Como a atividade mineradora foi entrando em declínio e Portugal continuava com a sua sanha para arrecadar os mesmos valores, as dívidas dos colonos passaram a números absurdos. Bens, propriedades, joias, móveis, passaram a ser confiscados. A Inconfidência nasce como um movimento que buscava acabar com os abusos cometidos pela Coroa Portuguesa. Havia ainda uma iniciativa separatista. Outro projeto era a criação de uma universidade na cidade. Os inconfidentes como ficaram conhecidos, foram motivados pelas mudanças que estavam acontecendo na Europa e pela independência das 13 Colônias na América do Norte, formando aquilo que conhecemos hoje como Estados Unidos. A independência de um país com moldes liberais como se dera nos Estados Unidos, em 1776, mobilizava o entusiasmo de nomes como o do poeta e jurista Tomás Antônio Gonzaga, autor de “Cartas Chilenas”, “Marília do Dirceu” e um manual de direito natural, escrito pela ocasião da sua formação em Portugal. Gonzaga é um dos grandes nomes do Arcadismo. Outro importante nome é o do advogado e poeta Claudio Manuel da Costa, que acabou, segundo versão canônica dos livros de história, se matando na prisão. Esse é um fato controverso, conforme pude apurar com alguns guias. É possível que ele tenha sido morto por tudo aquilo que sabia. Alvarenga Peixoto é outro nome importante. Peixoto acabou sendo degredado de forma permanente para a África. Ele é o responsável pela escrita da frase latina da bandeira de Minas – “Libertas quae sera tamen”, extraído de um verso do poeta romano Virgílio. Além desses há a figura de alguns cônegos e o caso emblemático do alferes Joaquim José da Silva Xavier, “o Tiradentes”, que teve a sua pena assinada pela rainha Maria I. O movimento foi traído por Joaquim Silvério dos Reis.

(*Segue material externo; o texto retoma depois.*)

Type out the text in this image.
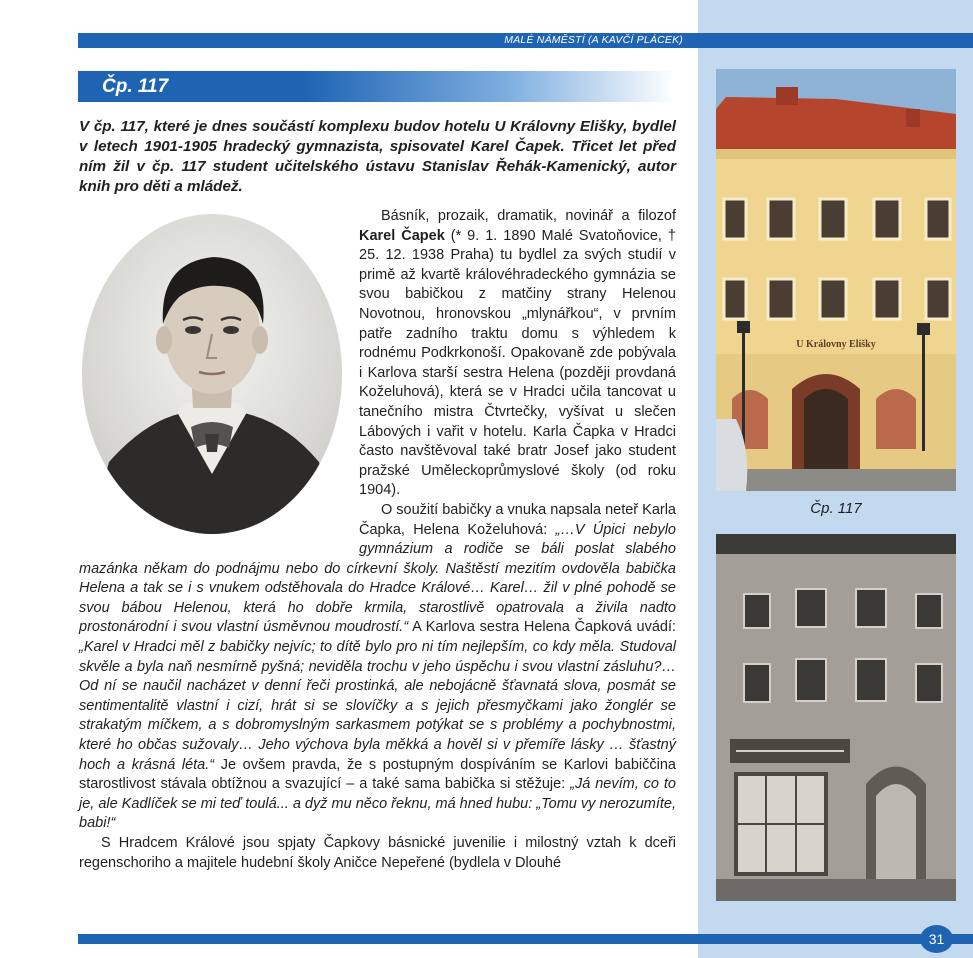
MALÉ NÁMĚSTÍ (A KAVČÍ PLÁCEK)
Čp. 117
V čp. 117, které je dnes součástí komplexu budov hotelu U Královny Elišky, bydlel v letech 1901-1905 hradecký gymnazista, spisovatel Karel Čapek. Třicet let před ním žil v čp. 117 student učitelského ústavu Stanislav Řehák-Kamenický, autor knih pro děti a mládež.

Básník, prozaik, dramatik, novinář a filozof Karel Čapek (* 9. 1. 1890 Malé Svatoňovice, † 25. 12. 1938 Praha) tu bydlel za svých studií v primě až kvartě královéhradeckého gymnázia se svou babičkou z matčiny strany Helenou Novotnou, hronovskou „mlynářkou“, v prvním patře zadního traktu domu s výhledem k rodnému Podkrkonoší. Opakovaně zde pobývala i Karlova starší sestra Helena (později provdaná Koželuhová), která se v Hradci učila tancovat u tanečního mistra Čtvrtečky, vyšívat u slečen Lábových i vařit v hotelu. Karla Čapka v Hradci často navštěvoval také bratr Josef jako student pražské Uměleckoprůmyslové školy (od roku 1904).

O soužití babičky a vnuka napsala neteř Karla Čapka, Helena Koželuhová: „…V Úpici nebylo gymnázium a rodiče se báli poslat slabého mazánka někam do podnájmu nebo do církevní školy. Naštěstí mezitím ovdověla babička Helena a tak se i s vnukem odstěhovala do Hradce Králové… Karel… žil v plné pohodě se svou bábou Helenou, která ho dobře krmila, starostlivě opatrovala a živila nadto prostonárodní i svou vlastní úsměvnou moudrostí.“ A Karlova sestra Helena Čapková uvádí: „Karel v Hradci měl z babičky nejvíc; to dítě bylo pro ni tím nejlepším, co kdy měla. Studoval skvěle a byla naň nesmírně pyšná; neviděla trochu v jeho úspěchu i svou vlastní zásluhu?…Od ní se naučil nacházet v denní řeči prostinká, ale nebojácně šťavnatá slova, posmát se sentimentalitě vlastní i cizí, hrát si se slovíčky a s jejich přesmyčkami jako žonglér se strakatým míčkem, a s dobromyslným sarkasmem potýkat se s problémy a pochybnostmi, které ho občas sužovaly… Jeho výchova byla měkká a hověl si v přemíře lásky … šťastný hoch a krásná léta.“ Je ovšem pravda, že s postupným dospíváním se Karlovi babiččina starostlivost stávala obtížnou a svazující – a také sama babička si stěžuje: „Já nevím, co to je, ale Kadlíček se mi teď toulá... a dyž mu něco řeknu, má hned hubu: „Tomu vy nerozumíte, babi!“

S Hradcem Králové jsou spjaty Čapkovy básnické juvenilie i milostný vztah k dceři regenschoriho a majitele hudební školy Aničce Nepeřené (bydlela v Dlouhé

U Královny Elišky
Čp. 117
31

Igreja de São Francisco de Assis

           Vale mencionar que o Iluminismo também foi uma importante influência. Claudio Manuel da Costa e Tomás Antônio Gonzaga talvez sejam os dois grandes mentores intelectuais do movimento. Os dois haviam estado na Europa e certamente entraram em contato com os textos dos contratualistas franceses e ingleses. A vocação liberal era um dos lemas do movimento.

Enquanto caminhava pelo calçamento de pedra e sentia o cheiro dos monumentos, percebia o quanto a força dos escravos foi responsável pela construção da cidade. Isso está posto nos museus, nas igrejas, nas pedras das ruas, nas paredes dos casarões, no silêncio escuro e úmido das minas. Os escravos foram a força motriz que ergueu a cidade. Os rastros da violência institucionalizada estão colocados nas esquinas, na forma como se organizavam as missas, na obrigatoriedade de seguir a fé cristã, mesmo sendo oriundo de um local em que essa tradição não existia.

Um exemplo dessa relação de violência pode ser demonstrada no processo de construção da Igreja de Nossa Senhora do Rosário e Santa Ifigênia, erguida entre os anos de 1733 e 1785. Ifigênia segundo reza a tradição era de Noba – na Etiópia -, e teria se convertido pela pregação do evangelista Matheus. Era negra. Consagrou a sua virgindade a Deus. Mais tarde, sendo obrigada a casar com um tirano, recusou de forma peremptória. O cruel monarca decidiu, por isso, incendiar o convento onde Ifigênia e outras mulheres se dedicavam ao serviço religioso. Quando as chamas devoravam a construção, elas decidiram invocar o nome de Jesus. Milagrosamente, o incêndio apagou e iniciou no palácio do rei. Em sua imagem, nota-se uma chama em uma das suas mãos. Ela é a padroeira da igreja. A Igreja de Santa Ifigênia foi construída pelos e para os escravos. É a única na cidade com esse objetivo. Nas demais igrejas históricas (quase vinte), os escravos não ocupavam dignamente os espaços de culto. Assistiam à missa do lado de fora. E, nesse sentido, notamos a terrível violência praticada contra eles e: (1) por não terem direito ao culto, já que a premissa básica do cristianismo é de que todos são iguais perante Deus; (2) a obrigatoriedade de cultuarem as mesmas divindades dos seus algozes. Não fazia sentido, assim como hoje não faz sentido.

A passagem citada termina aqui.